Ménélaos Loudémis

(Istanbul, 1906 ou 1912 - Athènes, 1977)

De son vrai nom Dimitris Valassiadis. Bibliothécaire, il prit part à la Résistance dans les rangs de l’EAM. Déporté à Ikaria, Makronissos puis Aï-Stratis, de 1947 à 1955.

Mikis Théodorakis était déjà déporté lorsque Loudémis arriva à Makronissos. Quand il apprit sa venue, il se rendit aussitôt au débarcadère : « Je me suis assis sur un rocher pour regarder le petit groupe qui avançait avec son escorte. (…) Puis je vis un homme microscopique qui essayait de grimper le sentier abrupt. Il haletait et boitait [conséquence d’une blessure de jeunesse mal soignée, Loudémis était boiteux]. Derrière lui, un gendarme le bousculait. Mes yeux se troublèrent. Les mouvements de Loudémis s’atténuèrent, se dégageant de la matière, jusqu’à devenir ceux d’un papillon noir diaphane comme il palpite quand on l’épingle et qu’il agite frénétiquement les ailes au rythme de son agonie. Je ne vis pas Loudémis passer devant moi, et je ne l’ai jamais croisé dans le camp non plus. Notre rencontre s’est faite beaucoup plus tard à Bucarest, pendant la Junte des Colonels. Je le vis alors vivre et rire sous mes yeux. Et pourtant, rien n’a pu effacer cette première image de ma mémoire, celle du papillon noir qui haletait et palpitait sur le sentier abrupt de Makronissos. »

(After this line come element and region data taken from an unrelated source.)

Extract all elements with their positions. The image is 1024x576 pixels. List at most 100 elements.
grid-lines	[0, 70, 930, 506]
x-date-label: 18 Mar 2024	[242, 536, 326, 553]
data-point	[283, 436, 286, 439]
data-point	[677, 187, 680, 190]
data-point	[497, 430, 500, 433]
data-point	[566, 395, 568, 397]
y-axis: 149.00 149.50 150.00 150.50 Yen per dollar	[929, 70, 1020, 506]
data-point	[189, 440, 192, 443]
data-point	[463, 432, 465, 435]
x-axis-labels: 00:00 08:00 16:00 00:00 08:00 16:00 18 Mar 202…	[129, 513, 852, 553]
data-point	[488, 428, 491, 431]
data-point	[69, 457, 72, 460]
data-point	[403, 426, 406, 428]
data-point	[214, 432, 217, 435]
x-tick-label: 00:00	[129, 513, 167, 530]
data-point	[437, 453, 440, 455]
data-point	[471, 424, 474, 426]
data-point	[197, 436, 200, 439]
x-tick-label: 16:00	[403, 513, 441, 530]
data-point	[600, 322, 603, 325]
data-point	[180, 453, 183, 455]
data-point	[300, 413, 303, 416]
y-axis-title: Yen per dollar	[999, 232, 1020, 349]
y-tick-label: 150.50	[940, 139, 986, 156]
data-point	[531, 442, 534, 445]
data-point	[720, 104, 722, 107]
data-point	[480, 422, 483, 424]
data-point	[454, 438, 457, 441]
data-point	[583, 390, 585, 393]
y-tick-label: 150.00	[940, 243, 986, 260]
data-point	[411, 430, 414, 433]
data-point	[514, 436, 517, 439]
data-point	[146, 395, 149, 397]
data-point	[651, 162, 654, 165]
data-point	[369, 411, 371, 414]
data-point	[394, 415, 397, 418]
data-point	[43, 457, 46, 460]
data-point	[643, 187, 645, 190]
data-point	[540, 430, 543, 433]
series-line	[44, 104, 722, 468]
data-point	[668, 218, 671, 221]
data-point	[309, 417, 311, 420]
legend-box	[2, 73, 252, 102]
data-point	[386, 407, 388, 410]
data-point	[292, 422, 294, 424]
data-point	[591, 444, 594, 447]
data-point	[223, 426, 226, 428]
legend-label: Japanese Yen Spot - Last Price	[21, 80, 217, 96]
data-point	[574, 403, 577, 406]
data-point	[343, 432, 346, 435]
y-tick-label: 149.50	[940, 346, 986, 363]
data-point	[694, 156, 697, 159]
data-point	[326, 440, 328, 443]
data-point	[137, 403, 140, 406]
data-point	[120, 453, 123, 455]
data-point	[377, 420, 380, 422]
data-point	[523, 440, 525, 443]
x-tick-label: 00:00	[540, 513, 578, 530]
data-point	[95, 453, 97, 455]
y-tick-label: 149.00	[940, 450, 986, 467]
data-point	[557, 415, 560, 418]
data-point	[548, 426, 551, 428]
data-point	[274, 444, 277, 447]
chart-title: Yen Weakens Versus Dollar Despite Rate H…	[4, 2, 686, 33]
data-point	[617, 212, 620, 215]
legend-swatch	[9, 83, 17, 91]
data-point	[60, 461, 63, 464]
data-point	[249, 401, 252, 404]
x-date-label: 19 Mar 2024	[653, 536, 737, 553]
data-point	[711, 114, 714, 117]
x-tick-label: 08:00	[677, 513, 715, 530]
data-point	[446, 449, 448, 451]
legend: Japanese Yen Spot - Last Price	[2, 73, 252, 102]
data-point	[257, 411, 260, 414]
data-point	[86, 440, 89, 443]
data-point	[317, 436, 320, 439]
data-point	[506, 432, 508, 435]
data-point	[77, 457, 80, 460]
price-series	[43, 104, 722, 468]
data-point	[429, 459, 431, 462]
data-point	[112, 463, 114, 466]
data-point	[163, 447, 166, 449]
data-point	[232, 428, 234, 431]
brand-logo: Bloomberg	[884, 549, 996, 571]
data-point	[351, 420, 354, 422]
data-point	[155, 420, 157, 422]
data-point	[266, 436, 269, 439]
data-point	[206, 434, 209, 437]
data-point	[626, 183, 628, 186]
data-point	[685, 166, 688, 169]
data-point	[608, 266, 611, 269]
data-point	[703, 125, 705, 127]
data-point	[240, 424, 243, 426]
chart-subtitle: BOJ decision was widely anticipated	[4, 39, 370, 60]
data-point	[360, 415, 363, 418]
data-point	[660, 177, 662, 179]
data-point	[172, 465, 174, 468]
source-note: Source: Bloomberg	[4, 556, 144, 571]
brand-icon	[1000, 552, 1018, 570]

Au camp, il écrivit une série de poèmes, dont plusieurs sont dédiés à Myrto, sa fille de 3 ans. (Sa femme et sa fille, déportées à Chios puis Trikéri, avaient alors été libérées après avoir signé la « déclaration ». Exilée en Allemagne, sa femme lui écrivit pour lui annoncer le décès de leur fille. Ce n’est que bien des années plus tard qu’il apprit. ) En 1956, il fut transféré à Athènes afin d’être jugé pour haute trahison à cause de son roman Jours bourbeux qui, selon l’accusation, faisait la propagande de dangereuses idées. À la question du juge lui demandant pourquoi il n’avait pas signé la « déclaration » qui lui aurait permis de rejoindre les siens, il répondit : « Il a fallu des millions d’années pour que l’homme avance sur ses deux pieds, je n’allais pas, moi, le remettre à quatre pattes. ». À la suite de ce procès, ses livres furent interdits en Grèce. Il s’expatria en Roumanie en 1958, et perdit sa nationalité grecque en 1962. Il revint en Grèce en 1976.

Il figure parmi les auteurs les plus lus en Grèce. Il a écrit près de cinquante livres, traduits en de nombreuses langues : poèmes, nouvelles, théâtre, biographies, essais, livres pour enfants et romans.